Currently on View in W303.wall
Twins Seven-Seven was born in Ibadan, Nigeria. He changed his name from Taiwo Olaniyi Oyewale because he is the only survivor of seven sets of twins by his mother. In the 1960s he joined an art workshop in Oshogbo, Nigeria that was established by Georgina and Ulli Beier, two German painters. At the beginning of his profession he exhibited his art in Nigeria, Germany and England. This helped to establish his career as an internationally recognized artist and his works are in public and private collections around the world.

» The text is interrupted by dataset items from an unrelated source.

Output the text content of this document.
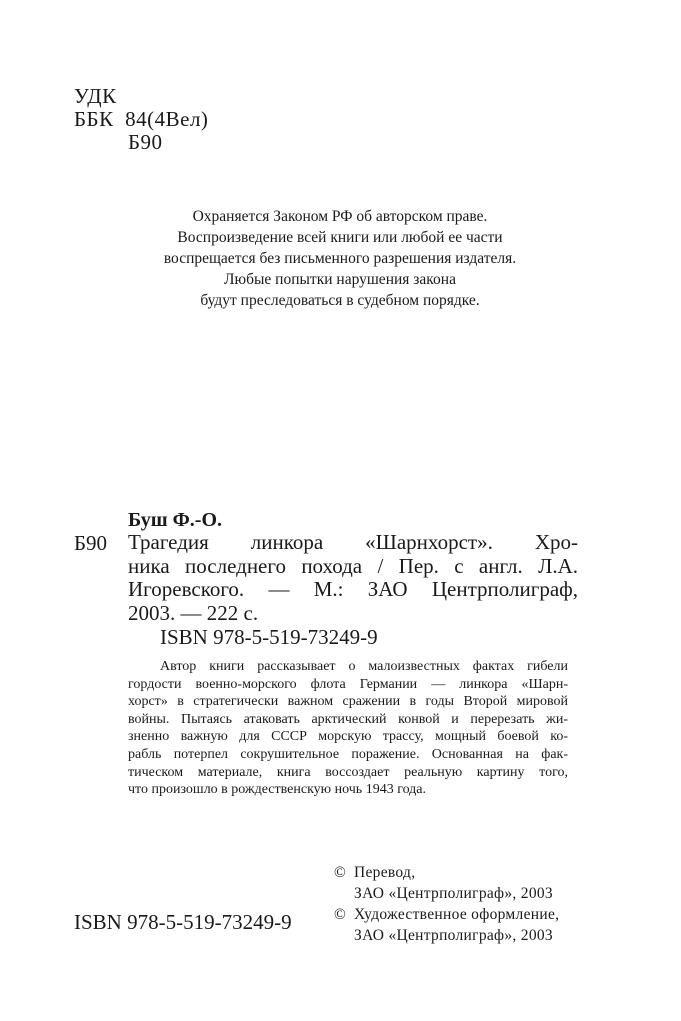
УДК
ББК  84(4Вел)
Б90
Охраняется Законом РФ об авторском праве.
Воспроизведение всей книги или любой ее части
воспрещается без письменного разрешения издателя.
Любые попытки нарушения закона
будут преследоваться в судебном порядке.
Буш Ф.-О.
Б90 Трагедия линкора «Шарнхорст». Хро-
ника последнего похода / Пер. с англ. Л.А.
Игоревского. — М.: ЗАО Центрполиграф,
2003. — 222 с.
ISBN 978-5-519-73249-9
Автор книги рассказывает о малоизвестных фактах гибели
гордости военно-морского флота Германии — линкора «Шарн-
хорст» в стратегически важном сражении в годы Второй мировой
войны. Пытаясь атаковать арктический конвой и перерезать жи-
зненно важную для СССР морскую трассу, мощный боевой ко-
рабль потерпел сокрушительное поражение. Основанная на фак-
тическом материале, книга воссоздает реальную картину того,
что произошло в рождественскую ночь 1943 года.
ISBN 978-5-519-73249-9
© Перевод,
ЗАО «Центрполиграф», 2003
© Художественное оформление,
ЗАО «Центрполиграф», 2003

Healing of Abiku Children depicts a religious practice. In Yoruba belief, abiku is a child who dies shortly after being born and is reborn several times into the same family. In order to halt this cycle of death and rebirth mothers bring their children to a divination priest. In the center of this picture is a mother who has brought her twins to a priest, who is seated in the structure behind the mother. Other women in the background assist in the ritual by bringing supplies.
Twins Seven-Seven developed a distinct style. The surfaces of his works are covered from edge to edge with intricate, curved patterns. Images or abstract patterns occupy every available space.
Harrison [1903-1997] and Edith Eiteljorg [1912-2003] of Indianapolis, Indiana; given to the Indianapolis Museum of Art, in 1993.